The digital personal data protection draft bill has proposed a penalty upto ₹250 crore for various matters of non-compliance. Though, the upper band of penalty worth ₹250 crore seems a big amount for ordinary citizens or even Indian tech start-ups but it is a negligible amount for global tech giants.
The draft bill seems heavily tilted in favour of global tech giants. By not insisting on data-processing within Indian jurisdiction the bill has left the back-door open for countries like the US--where some of these tech giants are based--to invade Indian’s data privacy. The bill also seems to be making it easy for these giants to pay the penalties rather than comply with the law.
At ₹80 per dollar assumed rate, the profit booked by Meta in 2021 was ₹3.12 lakh crore, Google booked ₹6.08 lakh crore, and Apple made ₹7.52 lakh crore in profits. Thus the penalty to be paid by companies of Meta, Amazon, Apple, Netflix, Google stature will be less than 0.05% of their profits.
However, for Indian tech start-ups or companies in the digital domain, who are mostly making losses, such a penalty would be back-breaking. Even established Indian companies that own big data and are susceptible to data breaches (like banks) are at the receiving end in terms of penal provisions. Case in point is ICICI Bank that recorded a PAT of ₹23,339 crore in FY22, the damage to profit through such penalty would be approx. 20 times more than what it would be to the big 5. Even for the biggest lender of the country, the State Bank of India (SBI), whose data has been hacked previously, and whose FY22 PAT stands at ₹31,676 crore, a penalty would still be large in proportion to its profits.
Ironically, the penalty provisions in the current draft are quite different from earlier versions of bill. In earlier draft bills, non compliance of rules made penal provisions in line with the annual turnover of the data fiduciaries. Tagging penalty to the annual turnover was a feature lifted from Europe’s General Data Protection Regulation (GDPR). It is still not clear under what pressure or circumstances, current draft bill has removed monetary penalty linked to annual turnover and converted into a penal provision upto just ₹250 crore, a paltry amount for Mega Global tech companies.
GDPR fines made non compliance around data security a costly mistake and they can be separated into 2 levels. Less severe infringements result in a fine of 10 million euros or 2% of a firm’s annual revenue of preceding financial year, depending on whichever is higher. Serious violations can result in a fine of up to 20 million euros or 4% of a firm’s annual revenue from the preceding year, depending on what is higher.
GDPR is one of the toughest privacy and security laws globally and global tech giants are taking all necessary steps to follow the rules.
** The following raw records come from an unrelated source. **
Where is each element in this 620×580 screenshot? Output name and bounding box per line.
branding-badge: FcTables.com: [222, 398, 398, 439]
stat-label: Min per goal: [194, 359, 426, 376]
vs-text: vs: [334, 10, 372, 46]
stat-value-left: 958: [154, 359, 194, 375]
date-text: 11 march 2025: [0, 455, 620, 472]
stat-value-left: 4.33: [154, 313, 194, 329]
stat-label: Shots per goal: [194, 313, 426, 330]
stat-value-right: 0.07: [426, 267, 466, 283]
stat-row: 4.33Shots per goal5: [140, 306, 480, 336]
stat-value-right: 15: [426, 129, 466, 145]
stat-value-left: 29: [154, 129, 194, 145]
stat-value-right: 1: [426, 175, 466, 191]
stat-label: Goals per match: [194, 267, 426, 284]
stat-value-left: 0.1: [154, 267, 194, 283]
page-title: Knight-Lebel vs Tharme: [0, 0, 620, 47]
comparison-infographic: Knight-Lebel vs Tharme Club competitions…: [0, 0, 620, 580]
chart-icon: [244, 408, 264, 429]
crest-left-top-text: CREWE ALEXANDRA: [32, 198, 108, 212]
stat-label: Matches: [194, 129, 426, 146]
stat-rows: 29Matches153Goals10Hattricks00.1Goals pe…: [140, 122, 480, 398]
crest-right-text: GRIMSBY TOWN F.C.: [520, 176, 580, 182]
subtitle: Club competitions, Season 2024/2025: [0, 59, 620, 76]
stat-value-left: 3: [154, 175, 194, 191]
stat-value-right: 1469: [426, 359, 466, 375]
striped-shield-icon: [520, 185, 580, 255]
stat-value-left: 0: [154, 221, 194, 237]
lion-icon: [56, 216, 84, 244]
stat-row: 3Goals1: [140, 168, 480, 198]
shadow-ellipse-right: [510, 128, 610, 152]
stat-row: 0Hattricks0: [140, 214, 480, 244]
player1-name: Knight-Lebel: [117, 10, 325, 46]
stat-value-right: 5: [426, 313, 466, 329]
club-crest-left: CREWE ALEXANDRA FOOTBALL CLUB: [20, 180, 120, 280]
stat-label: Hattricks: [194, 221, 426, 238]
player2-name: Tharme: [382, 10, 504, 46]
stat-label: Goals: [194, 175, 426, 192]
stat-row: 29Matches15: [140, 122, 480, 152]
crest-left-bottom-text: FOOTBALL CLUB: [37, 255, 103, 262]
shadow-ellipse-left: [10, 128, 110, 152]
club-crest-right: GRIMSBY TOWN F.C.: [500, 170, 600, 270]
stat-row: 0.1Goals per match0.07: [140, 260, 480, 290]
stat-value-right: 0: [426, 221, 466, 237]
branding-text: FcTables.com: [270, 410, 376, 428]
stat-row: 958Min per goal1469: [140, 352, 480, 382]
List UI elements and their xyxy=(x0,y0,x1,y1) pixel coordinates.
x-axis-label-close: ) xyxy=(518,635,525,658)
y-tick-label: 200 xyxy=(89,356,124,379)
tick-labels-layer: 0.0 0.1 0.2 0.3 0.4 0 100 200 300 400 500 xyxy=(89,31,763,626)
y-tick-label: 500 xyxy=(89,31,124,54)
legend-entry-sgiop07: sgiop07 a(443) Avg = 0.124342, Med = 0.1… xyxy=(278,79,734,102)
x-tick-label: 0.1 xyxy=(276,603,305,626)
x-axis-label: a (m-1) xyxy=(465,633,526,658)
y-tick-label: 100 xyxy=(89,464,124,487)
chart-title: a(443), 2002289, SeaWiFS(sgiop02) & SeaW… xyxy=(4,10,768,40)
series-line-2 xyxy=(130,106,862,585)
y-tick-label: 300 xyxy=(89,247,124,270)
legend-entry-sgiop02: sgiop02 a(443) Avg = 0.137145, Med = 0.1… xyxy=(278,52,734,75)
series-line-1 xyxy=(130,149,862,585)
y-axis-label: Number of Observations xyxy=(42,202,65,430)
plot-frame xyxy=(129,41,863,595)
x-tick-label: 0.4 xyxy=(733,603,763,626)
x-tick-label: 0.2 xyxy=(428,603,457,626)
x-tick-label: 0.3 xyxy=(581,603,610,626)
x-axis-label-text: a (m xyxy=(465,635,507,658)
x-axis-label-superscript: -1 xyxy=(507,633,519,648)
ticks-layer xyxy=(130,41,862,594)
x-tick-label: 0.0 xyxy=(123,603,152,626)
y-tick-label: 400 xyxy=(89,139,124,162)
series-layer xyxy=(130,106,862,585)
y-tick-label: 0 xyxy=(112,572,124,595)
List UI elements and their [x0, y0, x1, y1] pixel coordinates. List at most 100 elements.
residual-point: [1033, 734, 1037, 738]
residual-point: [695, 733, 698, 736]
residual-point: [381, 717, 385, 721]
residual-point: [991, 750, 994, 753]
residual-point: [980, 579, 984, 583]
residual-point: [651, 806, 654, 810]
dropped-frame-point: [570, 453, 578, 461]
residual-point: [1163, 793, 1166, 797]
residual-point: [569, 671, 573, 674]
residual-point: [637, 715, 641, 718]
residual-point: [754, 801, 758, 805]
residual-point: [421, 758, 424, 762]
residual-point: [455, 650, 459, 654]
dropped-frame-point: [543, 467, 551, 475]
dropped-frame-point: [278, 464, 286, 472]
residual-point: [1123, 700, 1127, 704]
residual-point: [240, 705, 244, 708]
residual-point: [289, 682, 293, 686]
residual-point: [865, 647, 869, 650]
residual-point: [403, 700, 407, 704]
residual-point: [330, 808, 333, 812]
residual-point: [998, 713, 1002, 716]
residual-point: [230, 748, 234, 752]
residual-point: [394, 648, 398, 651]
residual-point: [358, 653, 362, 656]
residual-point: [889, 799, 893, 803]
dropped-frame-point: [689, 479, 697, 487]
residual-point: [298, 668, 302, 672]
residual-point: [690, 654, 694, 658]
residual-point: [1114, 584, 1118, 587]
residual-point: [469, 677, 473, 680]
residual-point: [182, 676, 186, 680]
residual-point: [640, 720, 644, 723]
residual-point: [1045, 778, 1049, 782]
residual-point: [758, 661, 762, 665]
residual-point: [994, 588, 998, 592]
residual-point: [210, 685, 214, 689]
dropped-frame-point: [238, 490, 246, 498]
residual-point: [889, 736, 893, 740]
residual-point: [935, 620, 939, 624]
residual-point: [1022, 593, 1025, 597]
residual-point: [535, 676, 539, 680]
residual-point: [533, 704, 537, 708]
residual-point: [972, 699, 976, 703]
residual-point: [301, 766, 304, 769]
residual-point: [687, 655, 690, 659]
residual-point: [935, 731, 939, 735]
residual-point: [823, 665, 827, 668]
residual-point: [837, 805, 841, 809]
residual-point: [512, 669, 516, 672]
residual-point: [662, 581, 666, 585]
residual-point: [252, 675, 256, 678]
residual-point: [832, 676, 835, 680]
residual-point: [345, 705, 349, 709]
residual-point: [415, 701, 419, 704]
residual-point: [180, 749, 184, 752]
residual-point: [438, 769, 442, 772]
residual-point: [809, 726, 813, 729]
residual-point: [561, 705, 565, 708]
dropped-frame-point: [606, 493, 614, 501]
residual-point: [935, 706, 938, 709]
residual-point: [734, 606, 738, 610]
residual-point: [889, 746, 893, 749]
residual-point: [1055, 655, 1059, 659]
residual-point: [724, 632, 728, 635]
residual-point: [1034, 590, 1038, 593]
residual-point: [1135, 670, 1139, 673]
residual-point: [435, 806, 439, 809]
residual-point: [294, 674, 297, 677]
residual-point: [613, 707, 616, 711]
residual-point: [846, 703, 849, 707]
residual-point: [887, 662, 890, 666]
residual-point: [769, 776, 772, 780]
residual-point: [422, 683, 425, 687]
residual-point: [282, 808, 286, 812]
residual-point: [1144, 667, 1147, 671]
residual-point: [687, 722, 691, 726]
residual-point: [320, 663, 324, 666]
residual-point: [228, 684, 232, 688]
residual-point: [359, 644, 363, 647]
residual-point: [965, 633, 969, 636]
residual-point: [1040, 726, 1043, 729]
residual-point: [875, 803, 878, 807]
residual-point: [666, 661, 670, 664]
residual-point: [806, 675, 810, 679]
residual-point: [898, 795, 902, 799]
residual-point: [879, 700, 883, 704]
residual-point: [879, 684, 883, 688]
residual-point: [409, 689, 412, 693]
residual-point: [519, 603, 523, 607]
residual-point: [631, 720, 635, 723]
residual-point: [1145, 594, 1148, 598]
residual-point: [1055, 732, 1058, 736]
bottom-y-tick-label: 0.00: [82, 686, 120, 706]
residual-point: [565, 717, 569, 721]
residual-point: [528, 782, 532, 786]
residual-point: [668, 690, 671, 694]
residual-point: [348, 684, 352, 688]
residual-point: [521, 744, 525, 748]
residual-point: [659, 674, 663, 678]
In the last calendar year, Amazon was handed a mammoth 746 million euro fine (₹6,341 crore assuming ₹85 equals to 1 Euro) while WhatsApp was given a massive 225 million Euro fine (₹1,912 crore) for data privacy breaches.
In a hypothetical event where the Pentagon, empowered by the Patriot Act of US, decides to rummage through the private data of Indian citizens stored on US soil, what kind of penalty does India hope to levy on data-fiduciaries storing the data in the US? Moreover, the moot question is- would penalising for non-compliance solve the purpose of data-privacy laws?